« Je l’ai trouvé très en forme, très déterminé ». C’est un Emmanuel Macron visiblement requinqué, et de retour pour un temps au centre du jeu, qui a reçu les sénateurs du groupe RDPI (Renaissance) à déjeuner, ce mercredi, à l’Elysée. Un déjeuner prévu de longue date, sans lien avec la situation politique actuelle. Une « discussion à bâtons rompus », où le chef de l’Etat n’a néanmoins pas révélé le nom de son prochain premier ministre. Pour cela, il faudra a priori attendre demain.
Il s’est peu étendu sur les discussions en cours pour constituer un éventuel pacte de non-censure. « Il pense qu’on a obtenu hier un accord des communistes, et même d’Olivier Faure pour le PS », glisse un participant. Comme évoqué la veille devant les responsables des partis politiques, il a répété son souhait de ne pas dissoudre d’ici la fin de son quinquennat. « C’est clair qu’il n’a pas envie de dissoudre dans les 30 mois à venir », selon l’un des participants, tout en se justifiant à nouveau sur sa décision mal comprise de juin dernier.

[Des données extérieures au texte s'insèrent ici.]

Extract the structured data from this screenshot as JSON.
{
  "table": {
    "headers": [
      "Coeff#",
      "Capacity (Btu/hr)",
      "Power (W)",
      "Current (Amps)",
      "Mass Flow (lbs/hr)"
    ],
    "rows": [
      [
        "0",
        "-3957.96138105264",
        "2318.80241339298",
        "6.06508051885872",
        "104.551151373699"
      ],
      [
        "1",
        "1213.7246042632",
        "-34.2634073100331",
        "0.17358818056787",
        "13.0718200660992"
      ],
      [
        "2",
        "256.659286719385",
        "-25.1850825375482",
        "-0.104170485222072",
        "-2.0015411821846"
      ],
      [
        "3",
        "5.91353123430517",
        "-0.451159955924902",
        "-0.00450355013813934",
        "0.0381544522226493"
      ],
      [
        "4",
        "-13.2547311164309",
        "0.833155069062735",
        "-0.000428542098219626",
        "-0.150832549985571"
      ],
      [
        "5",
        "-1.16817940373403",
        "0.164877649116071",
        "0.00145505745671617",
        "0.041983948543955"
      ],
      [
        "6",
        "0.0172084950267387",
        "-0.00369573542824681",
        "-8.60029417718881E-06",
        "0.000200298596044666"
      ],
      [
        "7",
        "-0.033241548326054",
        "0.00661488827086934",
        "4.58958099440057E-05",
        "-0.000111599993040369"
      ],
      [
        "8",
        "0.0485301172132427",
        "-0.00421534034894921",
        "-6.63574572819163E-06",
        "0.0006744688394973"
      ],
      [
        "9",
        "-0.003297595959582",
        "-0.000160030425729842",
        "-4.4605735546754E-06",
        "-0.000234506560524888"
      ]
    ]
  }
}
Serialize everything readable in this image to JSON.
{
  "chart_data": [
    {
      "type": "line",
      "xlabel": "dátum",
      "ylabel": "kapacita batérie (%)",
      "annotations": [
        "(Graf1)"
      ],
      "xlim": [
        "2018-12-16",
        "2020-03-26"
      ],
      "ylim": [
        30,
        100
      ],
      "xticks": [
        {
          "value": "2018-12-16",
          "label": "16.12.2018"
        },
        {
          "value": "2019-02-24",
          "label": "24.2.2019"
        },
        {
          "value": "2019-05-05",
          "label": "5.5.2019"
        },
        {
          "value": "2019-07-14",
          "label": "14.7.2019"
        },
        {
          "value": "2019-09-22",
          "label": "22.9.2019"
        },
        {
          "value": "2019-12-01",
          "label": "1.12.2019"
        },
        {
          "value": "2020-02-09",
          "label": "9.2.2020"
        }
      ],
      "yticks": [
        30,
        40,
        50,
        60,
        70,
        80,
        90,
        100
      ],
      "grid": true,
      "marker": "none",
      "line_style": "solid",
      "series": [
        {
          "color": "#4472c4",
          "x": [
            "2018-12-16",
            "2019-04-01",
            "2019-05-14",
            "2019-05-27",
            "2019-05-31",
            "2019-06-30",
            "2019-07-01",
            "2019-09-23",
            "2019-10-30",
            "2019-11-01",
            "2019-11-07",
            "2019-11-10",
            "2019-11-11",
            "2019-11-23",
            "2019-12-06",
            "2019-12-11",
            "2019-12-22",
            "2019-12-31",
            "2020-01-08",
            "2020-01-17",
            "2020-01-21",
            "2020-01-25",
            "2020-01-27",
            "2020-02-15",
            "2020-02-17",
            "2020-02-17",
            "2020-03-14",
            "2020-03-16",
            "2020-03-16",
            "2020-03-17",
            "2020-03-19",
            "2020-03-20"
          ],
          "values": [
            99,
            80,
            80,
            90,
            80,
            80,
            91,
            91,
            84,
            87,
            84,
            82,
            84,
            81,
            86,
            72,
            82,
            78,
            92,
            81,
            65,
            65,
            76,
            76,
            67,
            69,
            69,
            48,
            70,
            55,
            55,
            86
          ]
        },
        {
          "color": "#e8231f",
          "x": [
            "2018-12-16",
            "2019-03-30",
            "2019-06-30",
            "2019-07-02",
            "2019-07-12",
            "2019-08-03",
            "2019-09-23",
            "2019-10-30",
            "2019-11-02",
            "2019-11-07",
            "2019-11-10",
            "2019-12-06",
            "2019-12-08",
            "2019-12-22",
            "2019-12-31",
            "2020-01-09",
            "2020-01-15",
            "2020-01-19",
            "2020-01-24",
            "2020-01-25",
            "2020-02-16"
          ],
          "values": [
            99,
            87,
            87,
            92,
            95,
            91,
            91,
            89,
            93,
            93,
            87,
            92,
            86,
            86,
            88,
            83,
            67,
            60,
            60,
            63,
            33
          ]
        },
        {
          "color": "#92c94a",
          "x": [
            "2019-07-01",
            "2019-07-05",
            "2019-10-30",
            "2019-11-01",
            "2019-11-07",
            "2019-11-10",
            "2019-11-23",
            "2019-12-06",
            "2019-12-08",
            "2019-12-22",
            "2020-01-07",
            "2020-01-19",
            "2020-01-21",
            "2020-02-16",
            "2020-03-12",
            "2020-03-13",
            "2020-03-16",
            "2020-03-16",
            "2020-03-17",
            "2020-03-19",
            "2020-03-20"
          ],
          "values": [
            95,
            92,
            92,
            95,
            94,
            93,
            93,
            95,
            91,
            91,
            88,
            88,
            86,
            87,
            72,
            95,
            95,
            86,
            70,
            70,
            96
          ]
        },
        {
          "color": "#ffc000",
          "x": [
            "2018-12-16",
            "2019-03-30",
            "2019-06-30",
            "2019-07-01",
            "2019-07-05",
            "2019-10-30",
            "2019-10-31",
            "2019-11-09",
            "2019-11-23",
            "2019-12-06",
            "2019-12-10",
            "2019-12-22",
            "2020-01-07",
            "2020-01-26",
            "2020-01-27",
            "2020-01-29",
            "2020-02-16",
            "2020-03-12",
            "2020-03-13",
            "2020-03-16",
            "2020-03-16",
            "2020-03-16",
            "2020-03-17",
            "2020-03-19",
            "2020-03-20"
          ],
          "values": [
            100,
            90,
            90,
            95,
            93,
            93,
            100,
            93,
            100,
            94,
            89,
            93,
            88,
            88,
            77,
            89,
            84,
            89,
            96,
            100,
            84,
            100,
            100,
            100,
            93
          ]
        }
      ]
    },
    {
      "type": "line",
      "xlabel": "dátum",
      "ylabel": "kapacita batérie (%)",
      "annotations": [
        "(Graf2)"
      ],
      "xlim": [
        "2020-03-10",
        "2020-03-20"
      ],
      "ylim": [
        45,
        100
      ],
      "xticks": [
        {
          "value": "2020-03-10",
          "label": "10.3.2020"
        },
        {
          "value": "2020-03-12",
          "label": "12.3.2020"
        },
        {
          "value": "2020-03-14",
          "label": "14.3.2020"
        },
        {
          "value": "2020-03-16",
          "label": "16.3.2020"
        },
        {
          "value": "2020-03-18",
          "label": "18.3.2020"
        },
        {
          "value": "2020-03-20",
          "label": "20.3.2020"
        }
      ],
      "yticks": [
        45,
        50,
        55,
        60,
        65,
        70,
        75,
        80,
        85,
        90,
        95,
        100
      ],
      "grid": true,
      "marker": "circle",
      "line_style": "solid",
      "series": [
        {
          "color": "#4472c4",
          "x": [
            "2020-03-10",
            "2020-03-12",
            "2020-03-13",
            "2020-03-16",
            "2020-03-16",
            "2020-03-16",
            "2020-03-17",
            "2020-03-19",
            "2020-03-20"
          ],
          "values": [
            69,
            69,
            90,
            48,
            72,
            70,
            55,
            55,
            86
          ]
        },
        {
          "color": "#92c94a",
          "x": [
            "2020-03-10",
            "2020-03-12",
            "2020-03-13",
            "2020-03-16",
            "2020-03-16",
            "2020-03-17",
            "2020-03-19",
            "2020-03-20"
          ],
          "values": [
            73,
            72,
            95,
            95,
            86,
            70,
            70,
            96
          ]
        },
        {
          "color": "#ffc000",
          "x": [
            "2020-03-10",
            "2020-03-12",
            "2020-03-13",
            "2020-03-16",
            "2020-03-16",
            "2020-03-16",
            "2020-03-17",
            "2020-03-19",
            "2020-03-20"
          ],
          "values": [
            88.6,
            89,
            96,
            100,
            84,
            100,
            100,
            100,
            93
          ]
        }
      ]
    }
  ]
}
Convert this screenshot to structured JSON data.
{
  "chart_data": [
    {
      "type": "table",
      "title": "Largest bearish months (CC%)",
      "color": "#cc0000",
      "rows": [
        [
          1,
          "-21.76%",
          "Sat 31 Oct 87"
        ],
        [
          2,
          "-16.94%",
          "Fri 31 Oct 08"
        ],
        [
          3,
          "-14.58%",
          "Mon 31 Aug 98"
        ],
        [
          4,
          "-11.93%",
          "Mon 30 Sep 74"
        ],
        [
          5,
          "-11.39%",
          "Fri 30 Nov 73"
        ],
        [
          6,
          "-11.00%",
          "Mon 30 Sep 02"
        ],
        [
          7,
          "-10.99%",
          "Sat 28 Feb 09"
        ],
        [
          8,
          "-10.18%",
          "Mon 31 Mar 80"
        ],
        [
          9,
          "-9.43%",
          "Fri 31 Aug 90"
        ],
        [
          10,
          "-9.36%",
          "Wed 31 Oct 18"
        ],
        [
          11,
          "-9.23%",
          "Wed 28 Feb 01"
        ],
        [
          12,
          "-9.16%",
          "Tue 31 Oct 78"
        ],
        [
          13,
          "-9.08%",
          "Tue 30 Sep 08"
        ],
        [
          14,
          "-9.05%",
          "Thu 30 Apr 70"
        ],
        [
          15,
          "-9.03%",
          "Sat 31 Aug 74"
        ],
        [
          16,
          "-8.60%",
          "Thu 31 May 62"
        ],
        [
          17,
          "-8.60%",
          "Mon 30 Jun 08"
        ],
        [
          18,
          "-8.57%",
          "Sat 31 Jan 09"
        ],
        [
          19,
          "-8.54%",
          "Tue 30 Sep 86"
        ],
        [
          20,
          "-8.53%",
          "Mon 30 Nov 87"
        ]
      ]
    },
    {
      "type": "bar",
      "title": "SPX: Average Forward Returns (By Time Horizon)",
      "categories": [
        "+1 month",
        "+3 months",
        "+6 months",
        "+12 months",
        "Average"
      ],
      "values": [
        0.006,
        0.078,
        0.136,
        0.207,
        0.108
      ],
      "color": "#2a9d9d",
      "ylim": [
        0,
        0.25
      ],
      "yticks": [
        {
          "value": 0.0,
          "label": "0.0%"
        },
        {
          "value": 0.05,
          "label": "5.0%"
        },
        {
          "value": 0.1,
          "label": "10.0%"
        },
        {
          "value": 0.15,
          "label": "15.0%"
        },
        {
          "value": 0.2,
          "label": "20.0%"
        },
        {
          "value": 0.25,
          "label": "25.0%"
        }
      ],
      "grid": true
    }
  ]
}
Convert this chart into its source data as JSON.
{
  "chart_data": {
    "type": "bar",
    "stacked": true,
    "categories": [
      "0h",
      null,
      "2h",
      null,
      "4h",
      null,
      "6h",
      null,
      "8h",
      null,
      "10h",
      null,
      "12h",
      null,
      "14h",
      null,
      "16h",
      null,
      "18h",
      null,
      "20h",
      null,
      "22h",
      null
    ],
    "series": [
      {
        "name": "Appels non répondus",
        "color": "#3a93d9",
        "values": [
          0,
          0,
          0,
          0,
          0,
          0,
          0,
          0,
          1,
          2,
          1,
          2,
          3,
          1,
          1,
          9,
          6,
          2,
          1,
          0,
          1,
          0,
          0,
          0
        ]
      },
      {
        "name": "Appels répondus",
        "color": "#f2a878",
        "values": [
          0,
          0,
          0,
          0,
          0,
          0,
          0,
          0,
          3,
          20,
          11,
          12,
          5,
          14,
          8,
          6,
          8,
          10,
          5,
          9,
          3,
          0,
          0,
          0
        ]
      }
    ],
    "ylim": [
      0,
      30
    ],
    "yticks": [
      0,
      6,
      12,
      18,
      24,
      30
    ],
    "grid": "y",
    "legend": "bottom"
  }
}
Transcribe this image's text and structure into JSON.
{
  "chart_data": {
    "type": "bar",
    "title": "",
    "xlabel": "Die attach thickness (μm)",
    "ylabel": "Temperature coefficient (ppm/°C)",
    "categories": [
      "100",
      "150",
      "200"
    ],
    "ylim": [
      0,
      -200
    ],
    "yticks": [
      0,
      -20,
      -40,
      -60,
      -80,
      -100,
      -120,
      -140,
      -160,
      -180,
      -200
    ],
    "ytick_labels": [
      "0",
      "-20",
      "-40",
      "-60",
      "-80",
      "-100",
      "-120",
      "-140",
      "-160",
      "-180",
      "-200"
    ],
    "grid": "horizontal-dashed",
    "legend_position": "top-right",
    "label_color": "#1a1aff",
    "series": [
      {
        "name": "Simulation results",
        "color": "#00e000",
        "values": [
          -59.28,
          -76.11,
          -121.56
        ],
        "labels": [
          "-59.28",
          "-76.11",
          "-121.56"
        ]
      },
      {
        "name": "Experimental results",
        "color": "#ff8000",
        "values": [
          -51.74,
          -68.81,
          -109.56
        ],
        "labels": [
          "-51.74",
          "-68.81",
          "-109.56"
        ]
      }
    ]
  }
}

« Beaucoup d’arrière-pensées »
S’il n’a pas donné le nom de la personne qui va occuper Matignon, il a en revanche évoqué l’avenir, au détour d’une réponse. Celui de sa famille politique, du bloc central, où les prétendants à sa succession se bousculent déjà en vue de 2027, le chef de l’Etat ne pouvant se représenter. « Il a dit que son rôle était de “réguler les égos” », rapportent des sénateurs, avec l’idée que le « bloc central soit solide » pour éviter un second tour Mélenchon/Le Pen à la prochaine présidentielle. Autrement dit, ne pas se diviser. « Il y a beaucoup d’arrière-pensées. Beaucoup ont dans le viseur l’échéance présidentielle. Il estime que c‘est trop tôt, que tous ceux qui se voient déjà candidat, ne le seront probablement pas en 2027 », ajoute l’un des convives.
Alors que le projet de loi spécial vient d’être présenté en Conseil des ministres, il a affirmé que « ce sera le ou la premier(e) ministre qui sera chargé de faire un budget ». Précision utile : « Il a dit qu’il fallait trouver des pistes d’économies, mais pas par l’impôt », à une exception près : « Il n’est pas contre un prélèvement sur les très hauts revenus ».
« Le pays a besoin de stabilité »
Point encore évoqué par Emmanuel Macron : « Il a dit que le pays avait besoin de stabilité, notamment pour les acteurs économiques, considérant que la politique de l’offre avait réussi, qu’elle ne doit pas être remise en cause. Il dit qu’il faut “garder les curseurs” », rapporte un sénateur du groupe Rassemblement des démocrates, progressistes et indépendants, alors que la gauche attend une main tendue du bloc central, pour permettre de s’entendre a minima sur une non-censure.
Outre l’aide de la France en Ukraine ou les questions relatives aux territoires ultramarins – 10 des 20 sénateurs du groupe RDPI sont élus d’Outre-Mer – les sénateurs ont évidemment questionné le chef de l’Etat sur les collectivités. « Il a dit que le rapport Woerth et Ravignon étaient une bonne base de départ pour engager enfin une vraie décentralisation », selon l’un des convives.
Emmanuel Macron « pas favorable » à un nouvel impôt local, selon les sénateurs
La suppression de la taxe d’habitation, réforme d’Emmanuel Macron, a aussi été ajoutée au menu par les sénateurs. Alors qu’elle bénéficiait aux collectivités, la question du retour d’une forme d’impôt local a fait de nouveau débat ces dernières semaines. Sur ce point, « il n’y est pas favorable », soutient un sénateur RDPI, « mais il a abordé la piste autour de la CSG ou la CRDS », dont une part pourrait être reversée aux collectivités, pour recréer ce lien entre les citoyens et les collectivités.
Les sénateurs sont ressortis convaincus de leur déjeuner. « Si le Président faisait ça à la télé, il reconquerrait tout le monde ! La spontanéité de l’entretien lui donnait une valeur persuasive » s’enthousiasme un sénateur Renaissance. Une autre semble ravie : « Ça nous a fait un grand bien de nous revoir ». Emmanuel Macron a au moins son fan club au Sénat.